Currently, Dr. Hall’s research focuses on studying forest carbon in the western United States and Alaska. At the Cary Institute, she is collaborating with Dr. Winslow Hansen and Dr. Charlie Canham to use simulation models and geospatial analysis to examine drivers of forest carbon and project future forest carbon.
Annual burned forest area in the western United States has rapidly increased over the past several decades, threatening forest carbon stocks. If forests are to prove an effective component in natural climate solutions, it is critical to develop rigorous baselines of current carbon storage across landscapes to regions from which we can assess future change. Simulation models are a promising tool for developing such baselines because they represent spatially continuous ecological processes that enable seamless projections into the future. Dr. Hall is validating forest carbon outputs from DYNAFFOREST, a state of the art forest and fire model, against those from forest inventory data to test the effectiveness of the simulated baseline. Once validated, she will simulate future forest carbon under various development, climate change, and disturbance scenarios to determine potential carbon trajectories and relationships between land ownership, development, and carbon markets. Finally, she is identifying the tradeoffs between maximizing forest carbon storage and other forest ecosystem services such as water provision, timber, and wildlife habitat. Identifying pathways towards increased carbon storage despite a host of anticipated challenges within the next century will help scientists and managers alike make crucial decisions about managing current forests for desired future outcomes.

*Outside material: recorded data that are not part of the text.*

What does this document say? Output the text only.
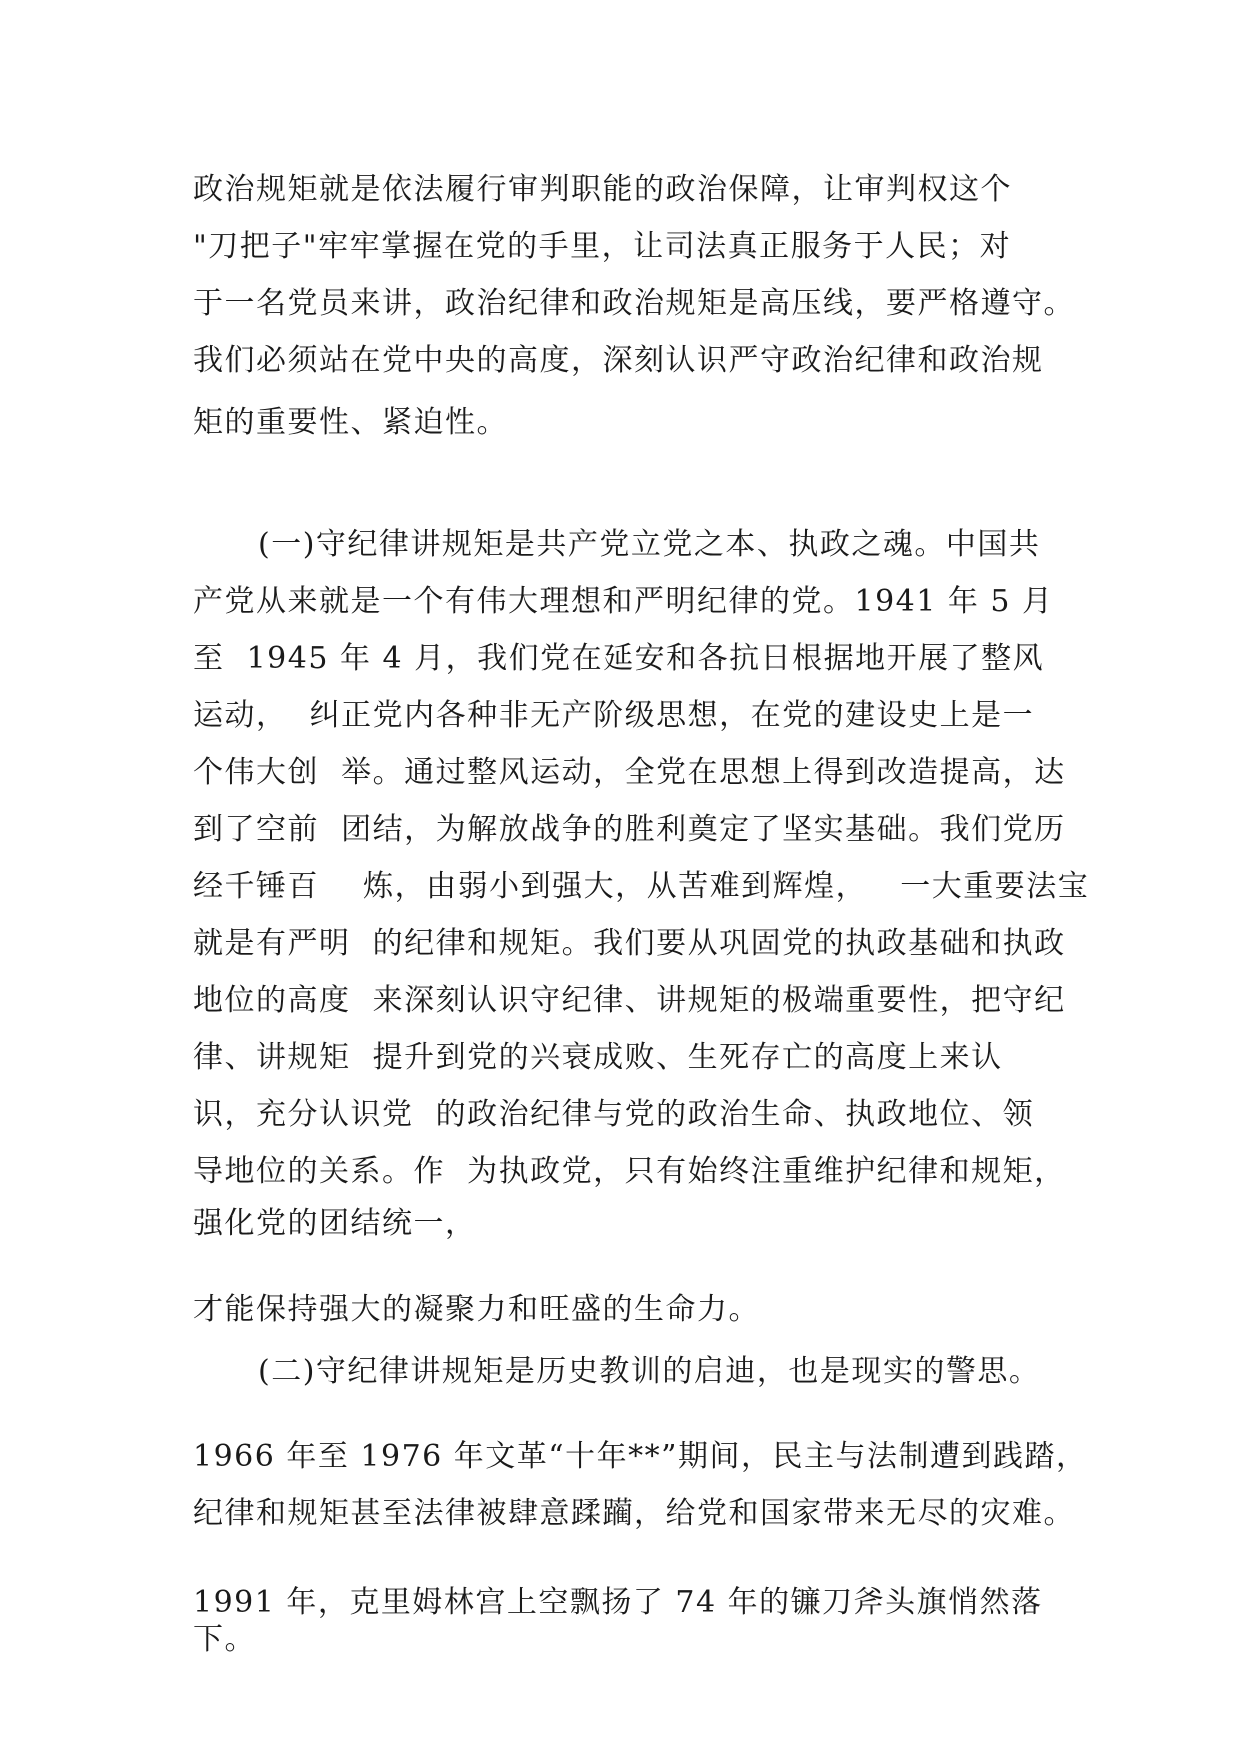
政治规矩就是依法履行审判职能的政治保障，让审判权这个
"刀把子"牢牢掌握在党的手里，让司法真正服务于人民；对
于一名党员来讲，政治纪律和政治规矩是高压线，要严格遵守。
我们必须站在党中央的高度，深刻认识严守政治纪律和政治规
矩的重要性、紧迫性。
(一)守纪律讲规矩是共产党立党之本、执政之魂。中国共
产党从来就是一个有伟大理想和严明纪律的党。1941 年 5 月
至  1945 年 4 月，我们党在延安和各抗日根据地开展了整风
运动，  纠正党内各种非无产阶级思想，在党的建设史上是一
个伟大创  举。通过整风运动，全党在思想上得到改造提高，达
到了空前  团结，为解放战争的胜利奠定了坚实基础。我们党历
经千锤百    炼，由弱小到强大，从苦难到辉煌，   一大重要法宝
就是有严明  的纪律和规矩。我们要从巩固党的执政基础和执政
地位的高度  来深刻认识守纪律、讲规矩的极端重要性，把守纪
律、讲规矩  提升到党的兴衰成败、生死存亡的高度上来认
识，充分认识党  的政治纪律与党的政治生命、执政地位、领
导地位的关系。作  为执政党，只有始终注重维护纪律和规矩，
强化党的团结统一，
才能保持强大的凝聚力和旺盛的生命力。
(二)守纪律讲规矩是历史教训的启迪，也是现实的警思。
1966 年至 1976 年文革“十年**”期间，民主与法制遭到践踏，
纪律和规矩甚至法律被肆意蹂躏，给党和国家带来无尽的灾难。
1991 年，克里姆林宫上空飘扬了 74 年的镰刀斧头旗悄然落
下。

Jazlynn graduated from the University of Wyoming with degrees in Geography and Anthropology. She received her Ph.D. from Columbia University in ecology and environmental biology, working with Dr. Maria Uriarte. Her Ph.D. research drew from principles in ecology, hydrology, and geography to identify the effects of forest disturbance from extreme events on carbon sequestration and streamflow in Puerto Rico. Through funding from the NSF-GRFP and the NSF-INTERN programs, Jazlynn was able to conduct fieldwork alongside other members of the Luquillo Long-Term Ecological Research (LTER) community assessing forest damage from Hurricane Maria. She collaborated with scientists at the USGS, USFS, and NASA to evaluate the extent of the forest damage using remote sensing methods and to determine the subsequent impacts on streamflow.